Le cri est une interpellation à connaître, à mieux comprendre, à compatir, à conjuguer foi, justice et paix.

Chapitre 1 : Une invitation (Nicolas Guérin)

Le chapitre commence par cette phrase étonnante : « C’est parce que vous êtes palestinien ! » Et alors ? Cette phrase, qui en dit déjà long, est celle que l'auteur a entendue comme argument donné par les organisateurs d'une conférence de la mission chrétienne en Irlande pour lui refuser de prendre la parole. C'est la question de son existence même, de son appartenance à la Palestine qui est signifiée ici. Il n'y a rien de plus basique qu’une phrase pareille. Alors, se demande-t-il, Dieu nous aime-t-il autant que les autres ? Est-ce que Dieu aime les Palestiniens ? Quelle est la place des Palestiniens dans le plan de Dieu ? A cela s’ajoute ce qu'on entend beaucoup : la menace démographique car, pour certains, les Palestiniens sont trop nombreux, etc.

L'auteur nous propose l'histoire de son parcours de vie et la découverte du sens de sa vocation. Il est chrétien, arabe, palestinien, pasteur, luthérien évangélique, ça fait beaucoup… Autant d'étiquettes c'est parfois dangereux, cela peut constituer autant de barrières. « Arabe », précise-t-il, dit la langue et la culture, mais pas directement l'ethnicité ou la religion. « Palestinien » dit la terre, le pays, le peuple. On verra que ceux qui utilisent ces catégories le font avec des acceptions parfois différentes voire des confusions. Munther Isaac dit que son espoir, c'est de sortir de l’opposition mortifère exclusive d’Israël et de la Palestine pour qu’Israéliens et Palestiniens puissent un jour partager cette terre.

Il donne ensuite un aperçu rapide de l'histoire des Palestiniens sur cette terre, avec entre autres cette conclusion que le fait d'avoir été occupé est un élément crucial pour comprendre l'identité palestinienne. Aujourd'hui tous les Palestiniens, quel que soit leur statut, sont sous occupation israélienne. En Israël même, où ils sont 1,8 million (20 % de la population), ils sont considérés comme des citoyens de seconde classe. Dans les territoires occupés où ils sont 4,8 millions, tout est problématique, tout est contrôlé par Israël : la terre, l'eau, la sécurité...

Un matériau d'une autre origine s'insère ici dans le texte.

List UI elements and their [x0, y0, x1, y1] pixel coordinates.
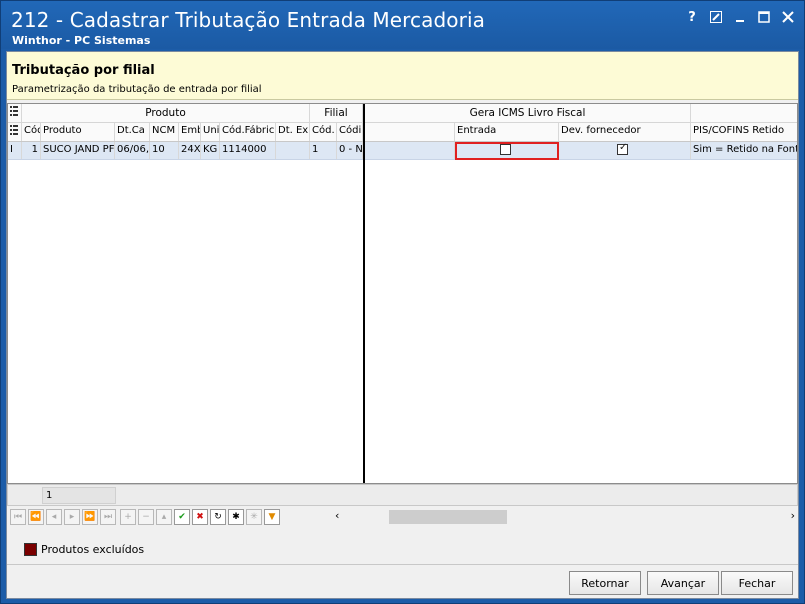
column-header-entrada[interactable]: Entrada	[455, 123, 559, 141]
cell-dt-ex[interactable]	[276, 142, 310, 159]
dev-fornecedor-checkbox[interactable]: ✓	[617, 142, 628, 155]
column-header-cod[interactable]: Cód	[22, 123, 41, 141]
window-subtitle: Winthor - PC Sistemas	[12, 34, 151, 47]
grid-column-header: Cód Produto Dt.Ca NCM Emb Uni Cód.Fábric…	[8, 123, 797, 142]
horizontal-scrollbar[interactable]: ‹ ›	[335, 509, 797, 525]
maximize-icon[interactable]	[756, 9, 772, 25]
column-header-pis-cofins[interactable]: PIS/COFINS Retido	[691, 123, 797, 141]
cell-pis-cofins[interactable]: Sim = Retido na Font	[691, 142, 797, 159]
legend-swatch	[24, 543, 37, 556]
scrollbar-thumb[interactable]	[389, 510, 507, 524]
cell-dev-fornecedor[interactable]: ✓	[559, 142, 691, 159]
scroll-right-icon[interactable]: ›	[791, 509, 795, 522]
section-title: Tributação por filial	[12, 63, 155, 78]
column-header-ncm[interactable]: NCM	[150, 123, 179, 141]
post-icon[interactable]: ✔	[174, 509, 190, 525]
last-record-icon[interactable]: ⏭	[100, 509, 116, 525]
next-button-label: Avançar	[660, 576, 706, 590]
column-header-codi[interactable]: Códi	[337, 123, 363, 141]
goto-bookmark-icon[interactable]: ✳	[246, 509, 262, 525]
title-bar: 212 - Cadastrar Tributação Entrada Merca…	[1, 1, 804, 49]
column-chooser-icon[interactable]	[8, 123, 22, 141]
back-button[interactable]: Retornar	[569, 571, 641, 595]
section-description: Parametrização da tributação de entrada …	[12, 84, 262, 95]
table-row[interactable]: I 1 SUCO JAND PF 06/06, 10 24X KG 111400…	[8, 142, 797, 160]
highlight-box	[455, 142, 559, 160]
cell-cod[interactable]: 1	[22, 142, 41, 159]
navigator-bar: ⏮ ⏪ ◂ ▸ ⏩ ⏭ + − ▴ ✔ ✖ ↻ ✱ ✳ ▼ ‹ ›	[7, 507, 798, 527]
group-header-filial: Filial	[310, 104, 363, 122]
cell-dt-cadastro[interactable]: 06/06,	[115, 142, 150, 159]
column-chooser-icon[interactable]	[8, 104, 22, 122]
cell-unid[interactable]: KG	[201, 142, 220, 159]
data-grid[interactable]: Produto Filial Gera ICMS Livro Fiscal Có…	[7, 103, 798, 484]
group-header-gera-icms: Gera ICMS Livro Fiscal	[365, 104, 691, 122]
next-record-icon[interactable]: ▸	[64, 509, 80, 525]
row-indicator: I	[8, 142, 22, 159]
column-header-dt-ex[interactable]: Dt. Ex	[276, 123, 310, 141]
grid-footer: 1	[7, 484, 798, 506]
header-panel: Tributação por filial Parametrização da …	[7, 52, 798, 100]
delete-icon[interactable]: −	[138, 509, 154, 525]
column-header-dev-fornecedor[interactable]: Dev. fornecedor	[559, 123, 691, 141]
legend-label: Produtos excluídos	[41, 543, 145, 556]
record-count: 1	[42, 487, 116, 504]
content-area: Tributação por filial Parametrização da …	[6, 51, 799, 599]
minimize-icon[interactable]	[732, 9, 748, 25]
prev-record-icon[interactable]: ◂	[46, 509, 62, 525]
window-title: 212 - Cadastrar Tributação Entrada Merca…	[11, 8, 485, 32]
filter-icon[interactable]: ▼	[264, 509, 280, 525]
bottom-bar: Retornar Avançar Fechar	[7, 564, 798, 598]
column-header-cod-filial[interactable]: Cód.	[310, 123, 337, 141]
cancel-icon[interactable]: ✖	[192, 509, 208, 525]
close-button-label: Fechar	[738, 576, 776, 590]
legend: Produtos excluídos	[24, 543, 144, 556]
bookmark-icon[interactable]: ✱	[228, 509, 244, 525]
close-button[interactable]: Fechar	[721, 571, 793, 595]
refresh-icon[interactable]: ↻	[210, 509, 226, 525]
group-header-produto: Produto	[22, 104, 310, 122]
cell-cod-filial[interactable]: 1	[310, 142, 337, 159]
cell-emb[interactable]: 24X	[179, 142, 201, 159]
column-header-emb[interactable]: Emb	[179, 123, 201, 141]
checkmark-icon: ✓	[619, 142, 628, 153]
window: 212 - Cadastrar Tributação Entrada Merca…	[0, 0, 805, 604]
scroll-left-icon[interactable]: ‹	[335, 509, 339, 522]
edit-icon[interactable]	[708, 9, 724, 25]
edit-record-icon[interactable]: ▴	[156, 509, 172, 525]
column-header-dt-cadastro[interactable]: Dt.Ca	[115, 123, 150, 141]
first-record-icon[interactable]: ⏮	[10, 509, 26, 525]
column-header-unid[interactable]: Uni	[201, 123, 220, 141]
next-button[interactable]: Avançar	[647, 571, 719, 595]
next-page-icon[interactable]: ⏩	[82, 509, 98, 525]
cell-produto[interactable]: SUCO JAND PF	[41, 142, 115, 159]
column-header-produto[interactable]: Produto	[41, 123, 115, 141]
grid-group-header: Produto Filial Gera ICMS Livro Fiscal	[8, 104, 797, 123]
cell-codi[interactable]: 0 - N	[337, 142, 363, 159]
cell-cod-fabrica[interactable]: 1114000	[220, 142, 276, 159]
close-icon[interactable]	[780, 9, 796, 25]
help-icon[interactable]: ?	[684, 9, 700, 25]
insert-icon[interactable]: +	[120, 509, 136, 525]
prev-page-icon[interactable]: ⏪	[28, 509, 44, 525]
cell-ncm[interactable]: 10	[150, 142, 179, 159]
frozen-column-divider	[363, 104, 365, 483]
column-header-cod-fabrica[interactable]: Cód.Fábric	[220, 123, 276, 141]
back-button-label: Retornar	[581, 576, 629, 590]
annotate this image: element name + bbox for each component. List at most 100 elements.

L’injustice et l'inégalité décrivent la vie en Palestine aujourd'hui. L’auteur a grandi à Bethléem. Il avait 8 ans lors de la première intifada en 1979, et 20 ans lors de la 2e Intifada. L'enfant et le jeune homme ont connu l’invasion, les fusillades, le couvre-feu, les milliers de morts et de blessés ; tout cela a constitué un tournant dans sa vie. Comment dès lors donner du sens à sa religion, à sa foi ? Il grandit à Bethléem dans une petite église évangélique très désengagée du monde de l'époque. Au Moyen-Orient – comme ailleurs – la politique et la religion sont étroitement liées, avec des revendications de toutes sortes pour la possession de la terre, des prétentions fondamentalistes juives d'un côté, palestiniennes de l'autre, sans compter les chrétiens sionistes, en particulier les évangéliques américains. D’où le mur de 8 mètres de haut justifié par des raisons de sécurité, en fait un non-sens qui sert à l'accaparement des terres. En conséquence, les Palestiniens deviennent invisibles, comme inexistants, déshumanisés, d'où l'invitation à aller de l'autre côté du mur. L'autre côté du mur, c'est d'abord une invitation à écouter.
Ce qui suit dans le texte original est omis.